UK’S membership of EU has long been a thorn in side of British prime ministers
The flaw in Bill Jamieson’s account of political crises over the last 170 years ought to be apparent to any democrat (Perspective, 6 December). He was writing in the main about periods when universal suffrage was, at best, a distant dream.
The regular replacement of one prime minister by another could be explained by the fact that parliament was regarded as a place for elites with little accountability to the people. Riots were once described by the late Martin Luther King Jr as “the protest of the unheard”.
It wasn’t easy in the 19th century for citizens and workers to identify with representatives in parliament. Hardly any of them had a direct say in who those representatives were. It is hardly surprising that they occasionally took to physical protests.
It was surprising that Bill Jamieson did not see the current Brexit crisis in more modern terms. No fewer than seven prime ministers, including Theresa May, have had their time in office ruptured by the question of British membershipoftheeuropeanunion in the last 60 years. They range from Harold Mcmillan, whose bid for entry was thwarted by President de Gaulle, to David Cameron, who had to concede a referendum as a result of the rise of UKIP.
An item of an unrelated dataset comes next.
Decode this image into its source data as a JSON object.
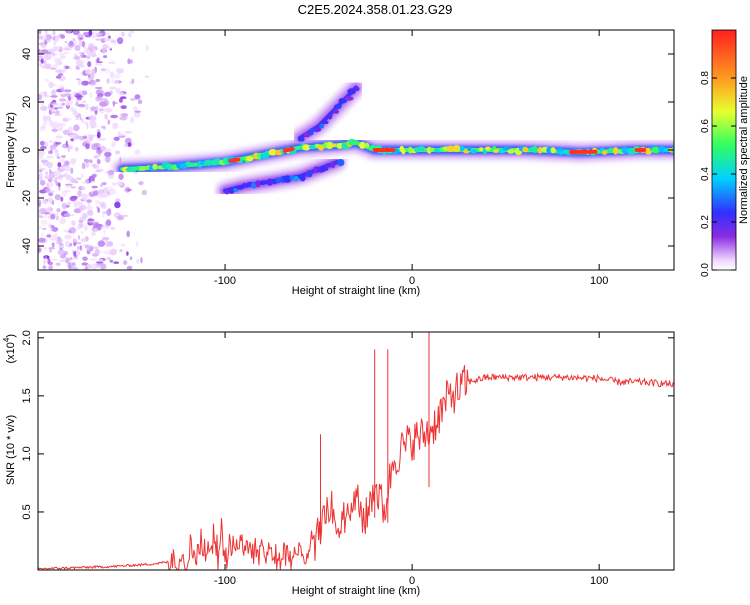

It includes Edward Heath, who took Britain into the European Community without a referendum in 1973 but was ousted in an election just over a year later. Both Margaret Thatcher and John Major were unable to manage internal party strife over membership and fell from office.
Harold Wilson worked hard to manage internal Labour Party dissent over the matter. It plainly exhausted him and he resigned just nine months after the poll that reaffirmed EEC membership in 1975. All of this prompted a crisis of one kind or another.
It is reassuring to know they were resolved by democratic, parliamentary means but depressing that the issue of membership is likely to remain unresolved for decades to come.